Slaughter, however, said the deferred prosecution agreement made only “brief mention” of the confidentiality provision. He also expressed concern about the consequences of the majority’s holding that the provision was against public policy.

“Transactional lawyers who negotiate contract provisions held to be unenforceable on public-policy grounds may now face professional sanction, because it is not uncommon for courts to invalidate provisions within commercial contracts,” the dissenting justice wrote.

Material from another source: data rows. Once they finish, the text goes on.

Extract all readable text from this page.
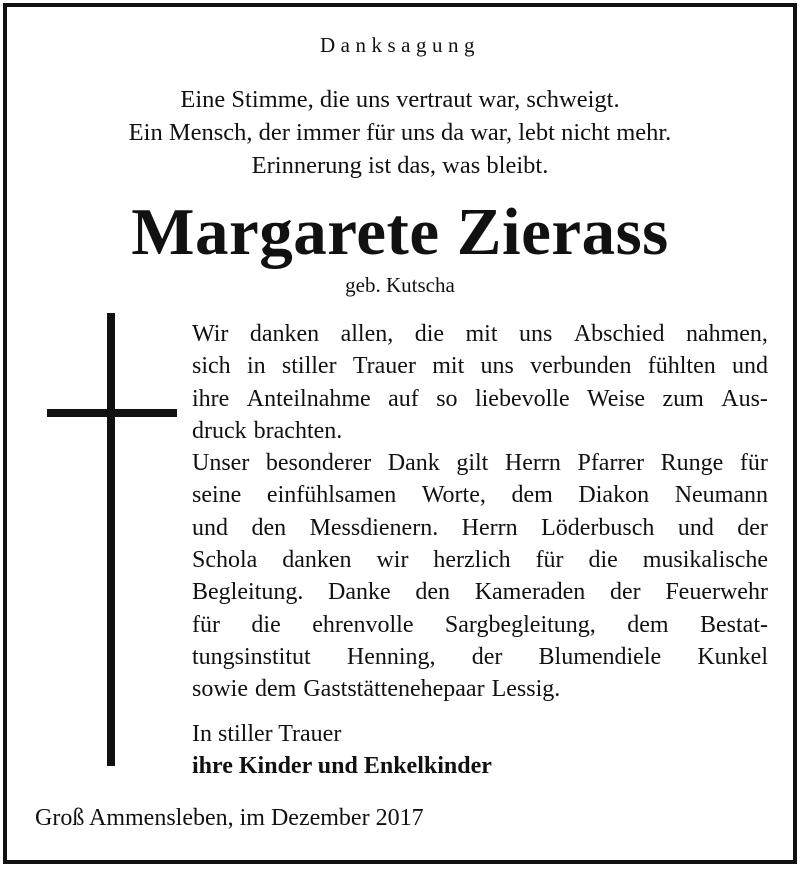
Danksagung
Eine Stimme, die uns vertraut war, schweigt.
Ein Mensch, der immer für uns da war, lebt nicht mehr.
Erinnerung ist das, was bleibt.
Margarete Zierass
geb. Kutscha
Wir danken allen, die mit uns Abschied nahmen,
sich in stiller Trauer mit uns verbunden fühlten und
ihre Anteilnahme auf so liebevolle Weise zum Aus-
druck brachten.
Unser besonderer Dank gilt Herrn Pfarrer Runge für
seine einfühlsamen Worte, dem Diakon Neumann
und den Messdienern. Herrn Löderbusch und der
Schola danken wir herzlich für die musikalische
Begleitung. Danke den Kameraden der Feuerwehr
für die ehrenvolle Sargbegleitung, dem Bestat-
tungsinstitut Henning, der Blumendiele Kunkel
sowie dem Gaststättenehepaar Lessig.
In stiller Trauer
ihre Kinder und Enkelkinder
Groß Ammensleben, im Dezember 2017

He also pointed to criminal defense lawyers facing Sixth Amendment competency claims, and prosecutors who lose a case for a state.

“Rather than resorting to professional discipline charged by our commission and meted out by our Court, I would leave it to the marketplace to punish lawyers who are not up to snuff,” Slaughter wrote. “Or, at the very least, I would observe our own precedent and sanction only that conduct that clearly fails to meet even minimal competency standards.”

As to the violation of Rule 8.4(d), which governs conduct “prejudicial to the administration of justice,” Slaughter wrote that in this situation, there was no judicial proceeding for Blickman to impede. He also questioned why Blickman faced ethical charges while Dassow, who worked with the teen’s family, did not.

The majority justices, however, pointed to Blickman’s “substantial experience in the practice of law” and his efforts to “silence a fifteen-year-old crime victim and frustrate law enforcement” as aggravators supporting a public reprimand, as well as the fact that his misconduct added to his client’s harm. As mitigating factors, the justices pointed to his “lack of prior discipline in over four decades of practice, the unique challenges presented in this matter, the absence of a selfish motive for his misconduct, and the absence of a broader pattern of misconduct extending beyond this single case.”

“After careful consideration,” the majority wrote, “we conclude that the balance of factors relevant to professional sanction weighs slightly in Respondent’s favor, and we agree with the hearing officer’s recommendation that under the circumstances present here a public reprimand is sufficient discipline for Respondent’s misconduct.”

Though Blickman was found guilty of two ethical violations, the court ruled in his favor on other allegations.

Specifically, the justices found no ethical violation in the timing of Blickman’s advice to Miller that the school had to file a report, finding that the decision in C.S. v. State, 8 N.E.3d 668 (Ind. 2014), “does not demand perfection or even specialized expertise from attorneys.” As for Blickman’s personal responsibility to report suspected child abuse, the justices noted the ongoing debate among lawyers on how to balance a duty to report with a duty to client confidentiality.

“We need not resolve today whether attorneys are subject to the Indiana Code’s mandatory reporting requirements in connection with information obtained during the course of a representation,” the court wrote. “Assuming solely for the sake of argument they are, and assuming further that Respondent failed to comply with those requirements, under the circumstances of this case any such criminality by Respondent lacks the requisite nexus to his professional fitness to support a Rule 8.4(b) violation.”

The commission had also alleged that Blickman violated child pornography laws when he copied the images and messages from the student’s laptop. Though the justices did not “endorse” Blickman’s actions, they also found no nexus between any criminality and his professional fitness.

“The Commission also argues in its petition for review that Respondent violated Rule 1.1 and/or Rule 8.4(d) in connection with his possession of child pornography, failure to directly report child abuse to DCS, interference of law enforcement, and advice to Miller in other respects,” the court concluded. “While some of these arguments have force, we need not separately address them, as we already have found violations of Rules 1.1 and 8.4(d) and our consideration of an appropriate sanction contemplates Respondent’s conduct in toto.

The costs of the proceeding are assessed against Blickman.